C'est pas loin de chez nous, Briquemesnil. Mon père connaissait chaque méandre de la route sur le bout de ses ongles ronges. Le problème, c'est que quand on connaît le chemin par cœur, on finit souvent par s'imaginer qu'on pourrait le faire les yeux fermés.
Et la plupart du temps, on a tort.

Surtout après une ripaille où personne n'a lésiné sur la bière, puis le vin, puis le pousse-café.
Ma mère, qui ne boit presque pas, avait pourtant proposé de conduire. Mais quand il était saoul, mon père, il se prenait pour un génie personnifié, valait mieux pas le contredire.
J'en ai profité pour lui réclamer la place qu'il me refusait toujours quand il était à jeun, celle du mort. Ma mère a protesté, en vain.

- Pour une fois, lui a rétorqué mon père tout plein de bons sentiments éthyliques. Il est grand maintenant, hein mon Josh ?

-Il a neuf ans et demi.

-Bah oui, c'est un homme maintenant. Pas vrai mon grand ?

-Ouais, chuis un homme !

Ma mère n'était pas de taille à lutter avec son alcoolé. mie. Elle était debout depuis l'aube, il était très tard, elle était épuisée, elle a lâché l'affaire. Je crois qu'elle n'a pas encore fini de le regretter.
En plus, ça n'avait rien de très rigolo d'être devant.

La nuit on ne voit pas grand-chose et j'étais si fatigué de m'être amusé toute la journée que je me suis endormi au bout de cinq minutes. Le temps que les foutus arbres commencent à surgir là où mon père les attendait pas. Il y en a un qui s'est carrément jeté dans le pare-brise et la voiture a fait un tonneau.
Ma mère, qui était à l'arrière avec mon petit frère, s'est cramponnée au siège bébé pour le protéger. Ils sont les seuls à s'en être bien tirés.

Mon père n'a pas survécu à ses blessures, il a fallu abattre l'arbre, et j'ai regretté de pas être mort aussi quand le chirurgien a dit qu'il allait falloir me couper les jambes au-dessous du genou, que c'était pas de chance vraiment les deux d'un coup c'est rare, il a dit.

Je sais qu'il y a des enfants qui jouent sous les bombes en Syrie et ailleurs, d'autres qui meurent de faim, et d'autres encore qui se noient dans la Méditerranée, et que J'aurais donc dû m'estimer heureux.
Mais doit pas y avoir beaucoup de gosses de neuf ans qui s'estiment heureux quand on leur annonce un truc pareil.

Ma mère, elle, ne pensait qu'à se réjouir parce que j'étais vivant.
Elle a même eu l'air si soulagée quand on lui a dit que j'allais devenir les quatre cinquièmes de moi-même, au lieu d'être mort comme elle l'avait d'abord redouté, que j'ai essayé d'avoir l'air content.
Les parents se rendent pas toujours compte du mal qu'on se donne pour leur faire plaisir.
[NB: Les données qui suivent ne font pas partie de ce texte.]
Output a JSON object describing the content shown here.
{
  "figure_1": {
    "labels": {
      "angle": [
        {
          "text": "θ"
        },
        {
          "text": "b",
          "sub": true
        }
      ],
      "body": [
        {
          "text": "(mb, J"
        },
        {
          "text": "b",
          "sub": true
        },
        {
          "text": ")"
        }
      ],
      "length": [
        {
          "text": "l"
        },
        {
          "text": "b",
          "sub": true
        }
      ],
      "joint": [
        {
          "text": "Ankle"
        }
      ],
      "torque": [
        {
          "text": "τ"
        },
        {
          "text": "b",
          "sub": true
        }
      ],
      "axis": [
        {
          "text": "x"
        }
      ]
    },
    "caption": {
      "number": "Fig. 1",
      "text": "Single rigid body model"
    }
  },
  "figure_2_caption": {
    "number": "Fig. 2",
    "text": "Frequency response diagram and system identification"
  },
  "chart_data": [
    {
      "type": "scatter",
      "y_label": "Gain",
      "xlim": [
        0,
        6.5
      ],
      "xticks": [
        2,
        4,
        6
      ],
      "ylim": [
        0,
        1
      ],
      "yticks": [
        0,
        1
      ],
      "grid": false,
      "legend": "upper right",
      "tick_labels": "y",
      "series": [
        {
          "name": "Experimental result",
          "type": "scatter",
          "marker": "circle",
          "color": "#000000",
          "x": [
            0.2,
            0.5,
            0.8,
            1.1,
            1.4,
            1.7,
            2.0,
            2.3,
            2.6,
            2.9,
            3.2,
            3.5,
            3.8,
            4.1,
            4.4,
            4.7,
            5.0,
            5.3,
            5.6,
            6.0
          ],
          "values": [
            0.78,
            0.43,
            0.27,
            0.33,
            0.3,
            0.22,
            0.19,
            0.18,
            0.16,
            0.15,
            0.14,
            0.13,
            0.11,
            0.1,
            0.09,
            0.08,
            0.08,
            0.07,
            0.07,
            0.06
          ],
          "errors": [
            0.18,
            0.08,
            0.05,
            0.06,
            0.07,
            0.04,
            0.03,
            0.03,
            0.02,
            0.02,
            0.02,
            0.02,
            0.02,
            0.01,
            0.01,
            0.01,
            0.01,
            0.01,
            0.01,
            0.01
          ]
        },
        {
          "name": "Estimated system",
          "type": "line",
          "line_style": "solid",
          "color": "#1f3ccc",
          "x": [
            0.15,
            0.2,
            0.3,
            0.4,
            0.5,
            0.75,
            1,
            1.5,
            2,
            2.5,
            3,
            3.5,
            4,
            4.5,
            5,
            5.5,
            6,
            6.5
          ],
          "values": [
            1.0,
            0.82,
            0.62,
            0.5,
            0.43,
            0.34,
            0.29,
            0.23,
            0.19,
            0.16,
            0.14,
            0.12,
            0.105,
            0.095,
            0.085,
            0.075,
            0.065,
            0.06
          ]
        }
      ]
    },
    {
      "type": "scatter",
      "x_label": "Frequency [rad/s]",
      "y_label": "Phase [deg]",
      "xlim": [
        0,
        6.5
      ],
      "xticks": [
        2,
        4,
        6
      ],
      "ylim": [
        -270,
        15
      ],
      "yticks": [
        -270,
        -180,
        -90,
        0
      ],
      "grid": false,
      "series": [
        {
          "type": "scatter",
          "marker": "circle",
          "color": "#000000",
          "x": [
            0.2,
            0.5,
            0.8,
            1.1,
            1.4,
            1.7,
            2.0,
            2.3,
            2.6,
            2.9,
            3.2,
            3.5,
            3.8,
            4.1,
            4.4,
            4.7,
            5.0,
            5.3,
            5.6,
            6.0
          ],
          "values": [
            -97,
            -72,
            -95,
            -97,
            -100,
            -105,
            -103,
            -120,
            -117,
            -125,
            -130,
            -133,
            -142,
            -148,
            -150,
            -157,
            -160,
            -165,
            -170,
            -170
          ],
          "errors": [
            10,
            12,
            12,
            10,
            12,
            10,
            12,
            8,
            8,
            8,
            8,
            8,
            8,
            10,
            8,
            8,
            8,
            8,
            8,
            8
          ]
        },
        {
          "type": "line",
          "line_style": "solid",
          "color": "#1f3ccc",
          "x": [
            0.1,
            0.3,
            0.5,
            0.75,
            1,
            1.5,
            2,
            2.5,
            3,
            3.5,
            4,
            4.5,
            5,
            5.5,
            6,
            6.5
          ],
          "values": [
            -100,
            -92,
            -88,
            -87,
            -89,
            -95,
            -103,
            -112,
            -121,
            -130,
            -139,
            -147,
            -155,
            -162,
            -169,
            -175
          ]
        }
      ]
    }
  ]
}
Je vous garantis que j'en ai bavé à l'hôpital. Et après, chez nous aussi.
À me bagarrer avec les médocs, avec l'infirmière qui venait refaire mes pansements tous les jours, avec ma mère qui buggait chaque fois qu'elle voyait mes coutures et semblait redécouvrir qu'il me manquait quelque chose, avec mes rendez-vous de prothèses.
Elles me faisaient mal au début, mais c'était ça ou le fauteuil roulant. J'ai dû réapprendre à marcher pendant que mes potes s'éclataient au football sur le terrain vague, ça m'épuisait.

Je me suis mis à détester le football, détester le terrain vague, détester mes potes. Pas un ne l'est resté d'ailleurs, de près ou de loin. On n'a plus fait qu'échanger une ou deux phrases gênées de-ci de-là.

Je les trouvais immatures, pathétiques presque, même les plus vieux, on n'avait plus rien en commun.
J'avais le moral tellement démoli qu'il m'est arrivé de ruminer qu'avec la pente abrupte qui mène au canal, je pourrais me casser la figure sans le faire exprès, la nuit de préférence. Il suffisait que je prenne un peu d'élan et hop !

Mais si je faisais un truc pareil, qui prendrait soin de ma mère et de Juju ? J'étais le seul homme de la maison maintenant, mon devoir était de les protéger.
Et si je n'avais pas le début d'une idée sur comment m'y prendre, je ne doutais pas que c'était mon devoir.

Au fil de l'aiguille, la vie s'est mise à me raconter des histoires comme quoi il restait des tas de choses intéressantes à faire que je n'avais pas encore faites et je me suis laissé tenter.
Je ne pensais pas encore aux filles, je n'imaginais pas à quel point ce serait compliqué, vu qu'avec un corps normal, déjà...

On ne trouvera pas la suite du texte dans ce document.